Romney starts off his answer almost befuddled that Halperin would ask a question that's so obvious and so broad, as though the idea that he would have to say what he learned in the private sector is kind of silly. Then he goes on to say, by my count, four separate times that he "understands" how the economy works, without saying what that understanding consists of, other than the fact that he knows "how to read a balance sheet." Which would be fine, if he were running for Deputy Director of the Office of Management and Budget. Then Halperin tries to press him for some more specifics:
Halperin: I want to ask you to be just a little bit more specific about that, because again, he said this is like the central way he's going to run this campaign, to focus on your business career. You said you know how to read a balance sheet. There are a lot of people in America who know how to do that. What would make you qualify to be President – again, specific things you've learned, things you know, policies that grow out of your experience at Bain Capital that would lead toward job creation.
Romney: Well, Mark, let's be a little more specific as to the area you'd like to suggest. Trade policies? Labor policies? Energy policies? Let's take energy, for instance.
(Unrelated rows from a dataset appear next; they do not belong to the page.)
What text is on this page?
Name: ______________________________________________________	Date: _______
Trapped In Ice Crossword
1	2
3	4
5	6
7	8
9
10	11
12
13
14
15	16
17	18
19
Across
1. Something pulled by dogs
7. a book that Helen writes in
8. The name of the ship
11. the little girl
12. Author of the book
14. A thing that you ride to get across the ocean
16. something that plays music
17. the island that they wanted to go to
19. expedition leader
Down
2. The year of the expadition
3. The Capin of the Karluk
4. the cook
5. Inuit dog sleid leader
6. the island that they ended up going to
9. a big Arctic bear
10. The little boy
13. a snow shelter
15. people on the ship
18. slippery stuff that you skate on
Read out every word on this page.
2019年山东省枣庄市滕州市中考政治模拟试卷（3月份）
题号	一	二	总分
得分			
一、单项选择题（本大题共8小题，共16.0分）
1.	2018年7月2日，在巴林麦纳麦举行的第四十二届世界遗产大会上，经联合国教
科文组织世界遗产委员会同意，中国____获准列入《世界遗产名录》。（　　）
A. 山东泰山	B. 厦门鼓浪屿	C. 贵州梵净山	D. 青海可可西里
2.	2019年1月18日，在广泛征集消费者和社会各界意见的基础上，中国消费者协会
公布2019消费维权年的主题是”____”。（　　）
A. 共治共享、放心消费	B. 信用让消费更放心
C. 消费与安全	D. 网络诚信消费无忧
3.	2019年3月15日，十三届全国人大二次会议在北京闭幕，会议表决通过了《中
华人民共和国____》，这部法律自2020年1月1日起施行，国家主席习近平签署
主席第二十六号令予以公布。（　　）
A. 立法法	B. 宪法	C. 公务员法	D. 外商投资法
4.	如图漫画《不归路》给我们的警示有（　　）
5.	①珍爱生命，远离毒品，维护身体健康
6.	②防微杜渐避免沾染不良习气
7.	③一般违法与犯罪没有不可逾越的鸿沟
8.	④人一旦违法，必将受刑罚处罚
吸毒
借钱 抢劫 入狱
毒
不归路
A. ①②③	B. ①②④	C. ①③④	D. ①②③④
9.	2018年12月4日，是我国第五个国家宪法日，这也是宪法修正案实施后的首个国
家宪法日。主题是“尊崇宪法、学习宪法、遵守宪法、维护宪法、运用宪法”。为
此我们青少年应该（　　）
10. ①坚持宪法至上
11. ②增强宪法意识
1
I understand that in some industries, the input cost of energy is a major factor in whether an industry is going to locate in the United States or go elsewhere. So, when, at Bain Capital, we started a new steel company called Steel Dynamics in Indiana, the cost of energy was a very important factor to the success of that enterprise. When the President is making it harder to mine coal, to use coal, to take advantage of our gas resources, to make it harder to get our oil resources – all those things combine to make our cost of energy higher than it needs to be, and it drives away enterprises from this country. It sends it to places that have lower-cost energy. I understand the impact of those kinds of factors on job creation. I will have a very different policy. My policy on energy is to take advantage of coal, oil, natural gas, as well as our renewables, and nuclear – make America the largest energy producer in the world. I think we can get there, in 10 or 15 years. That will bring back manufacturing of certain high-energy intensive industries. It'll bring back jobs. It'll create a surprising economic revitalization of this country.
Well, there you have it. In his 25 years in the private sector, Mitt Romney learned that energy is a cost that businesses incur, and if energy were cheaper, businesses would have more money. You may need to sit down to fully assimilate the profundity of that insight, the extraordinary brilliance it takes to make an unexpected connection like that and dramatically change the way all of us look at the world. If only earlier generations of political leaders had known!
Halperin keeps trying to get something specific out of Romney, and Romney keeps evading. At one point he protests that he can't give Halperin a specific innovative idea to create jobs, because "It is a whole passel of elements that come together to create a strong economy, and for someone who spent thei life in the economy, they understand how that works." So, to sum up: Mitt Romney understands how the economy works. And what ideas does that understanding produce? He understands how the economy works. What's he going to actually do once in office? He understands how the economy works.